Aparentemente, la respuesta obvia es porque existe una mayor conciencia ambiental en la sociedad, lo que genera altos niveles de rechazo a las acciones desprolijas de la autoridad política y de empresas irresponsables socialmente. No obstante, lo que hoy emerge como la punta de un iceberg en la realidad política chilena, expresa malestares profundos y anhelos de cambiar de una vez el actual estado de cosas.
Es casi una paradoja lo que está viviendo el país, pues por un lado encontramos a autoridades de gobierno y actores del mundo empresarial, incluidos políticos de variados colores, alabando las bondades de la economía chilena, de sus altas tasas de crecimiento y de promesas de un futuro de dicha para las familias del país, al punto de afirmar que estamos ad portas del desarrollo. Y por otro, una sociedad con altos niveles de desconfianza hacia las instituciones, con temores diarios por su seguridad laboral, la salud, o la educación de sus hijos, y con miles de personas en ciudades del país, expresando su rechazo a las decisión de construir un mega proyecto de centrales hidroeléctricas en la Patagonia chilena, con miles de estudiantes exigiendo cambios al sistema educacional, otros bregando por la legalización de la marihuana, entre tantos movimientos sociales que sacuden la escena pública del Chile pos consenso.
¿Cómo explicar esta paradojas? Lo que aparenta ser una señal de normalidad de una democracia en forma, no es sino una manifestación de malestar generalizado con un país que ha sido conducido como si los ciudadanos no importaran ni existieran; como una sensación pública de enojo y rabia que encuentra en Hidroaysén el volcán por donde fluye la lava del descrédito ciudadano por un orden que sienten ajeno a sus intereses, insensible a sus demandas de justicia y libertad, y especialmente, de democracia.

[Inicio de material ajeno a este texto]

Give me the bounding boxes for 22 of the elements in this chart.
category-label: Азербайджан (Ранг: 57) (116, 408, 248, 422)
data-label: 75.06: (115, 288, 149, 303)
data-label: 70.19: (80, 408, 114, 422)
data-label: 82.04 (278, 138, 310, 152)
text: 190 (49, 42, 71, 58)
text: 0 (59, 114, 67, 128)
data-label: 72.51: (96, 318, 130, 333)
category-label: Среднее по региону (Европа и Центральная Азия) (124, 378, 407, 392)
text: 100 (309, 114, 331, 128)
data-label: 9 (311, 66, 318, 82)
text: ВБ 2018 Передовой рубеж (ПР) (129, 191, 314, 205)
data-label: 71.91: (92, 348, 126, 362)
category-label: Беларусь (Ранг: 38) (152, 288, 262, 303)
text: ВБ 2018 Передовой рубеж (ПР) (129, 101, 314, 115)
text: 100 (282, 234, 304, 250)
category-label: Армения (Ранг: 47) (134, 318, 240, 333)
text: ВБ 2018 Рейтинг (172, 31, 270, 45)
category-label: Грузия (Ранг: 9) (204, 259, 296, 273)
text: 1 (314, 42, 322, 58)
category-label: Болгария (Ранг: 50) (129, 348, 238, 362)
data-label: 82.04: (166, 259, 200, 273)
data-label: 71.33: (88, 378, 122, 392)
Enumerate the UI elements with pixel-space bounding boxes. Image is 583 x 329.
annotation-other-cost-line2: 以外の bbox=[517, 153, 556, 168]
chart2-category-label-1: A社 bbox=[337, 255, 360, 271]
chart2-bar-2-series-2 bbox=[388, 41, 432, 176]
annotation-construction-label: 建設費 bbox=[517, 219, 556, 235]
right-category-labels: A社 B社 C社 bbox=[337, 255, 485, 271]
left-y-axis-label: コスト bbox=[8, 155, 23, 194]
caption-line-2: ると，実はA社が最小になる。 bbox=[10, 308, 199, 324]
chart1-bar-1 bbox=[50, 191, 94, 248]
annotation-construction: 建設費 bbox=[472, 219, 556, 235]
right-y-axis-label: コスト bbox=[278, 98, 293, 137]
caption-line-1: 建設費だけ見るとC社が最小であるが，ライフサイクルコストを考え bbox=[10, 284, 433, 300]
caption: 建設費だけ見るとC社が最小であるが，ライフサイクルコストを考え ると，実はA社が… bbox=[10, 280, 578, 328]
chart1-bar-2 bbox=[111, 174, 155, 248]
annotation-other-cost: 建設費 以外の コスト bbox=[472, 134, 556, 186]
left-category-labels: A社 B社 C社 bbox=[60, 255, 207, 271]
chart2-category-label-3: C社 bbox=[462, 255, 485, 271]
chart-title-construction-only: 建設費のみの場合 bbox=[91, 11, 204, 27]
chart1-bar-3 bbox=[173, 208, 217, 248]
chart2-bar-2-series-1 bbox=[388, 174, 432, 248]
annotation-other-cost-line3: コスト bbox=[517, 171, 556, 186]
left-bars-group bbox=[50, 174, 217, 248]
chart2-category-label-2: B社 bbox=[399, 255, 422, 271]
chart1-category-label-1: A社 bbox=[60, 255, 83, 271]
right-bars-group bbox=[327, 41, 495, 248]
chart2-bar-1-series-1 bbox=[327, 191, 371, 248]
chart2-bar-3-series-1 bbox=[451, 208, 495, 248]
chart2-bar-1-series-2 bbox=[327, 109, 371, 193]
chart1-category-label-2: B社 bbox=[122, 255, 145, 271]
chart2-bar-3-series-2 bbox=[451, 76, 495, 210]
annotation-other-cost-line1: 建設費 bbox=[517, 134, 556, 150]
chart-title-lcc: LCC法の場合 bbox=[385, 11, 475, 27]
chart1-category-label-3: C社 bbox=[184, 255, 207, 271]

Lo que resulta aun más sorprendente son los cambios en los comportamientos de los actores políticos. Hoy los ciudadanos ven a los viejos concertacionistas convertidos en ambientalistas furiosos, defendiendo lo que ayer apoyaron sin reparos a espaldas de quienes les dieron su apoyo por años, transformados en fiscalizadores de último minuto, cuando tuvieron todo para develar la corrupción que carcomía algunos servicios del Estado, y desde luego, la puerta giratoria que une Estado y empresas, donde conspicuos dirigentes de las eras Aylwin, Frei, Lagos y Bachelet, pasan de ministerios a directorios de empresas, precisamente, en aquellas instituciones que más afectan a las personas. Eso es incomprensible para la ciudadanía.
Estamos en el acceso a un nuevo ciclo de recomposición de un nuevo bloque histórico en Chile, el cual ha venido manifestándose en los últimos años, pero que comienza a expresarse orgánicamente, socialmente. Es un proceso similar al vivido en las postrimerías de los años 30, que llevó a la formación del Frente Popular; o la falange nacional hacia fines de los años 50, o la Unidad Popular, pasando por el bloque conservador que instaló una dictadura y la concertación de partidos por la democracia que la desalojó del poder. Es un momento de trazos constituyentes, signado por una sociedad incrédula, por una juventud con ganas de asaltar el cielo y una sociedad civil que se articula intersectorialmente.
Chile vive momentos que estremecen sus cimientos, certezas, y auguran el desarrollo de un nuevo proceso de convergencia democrática.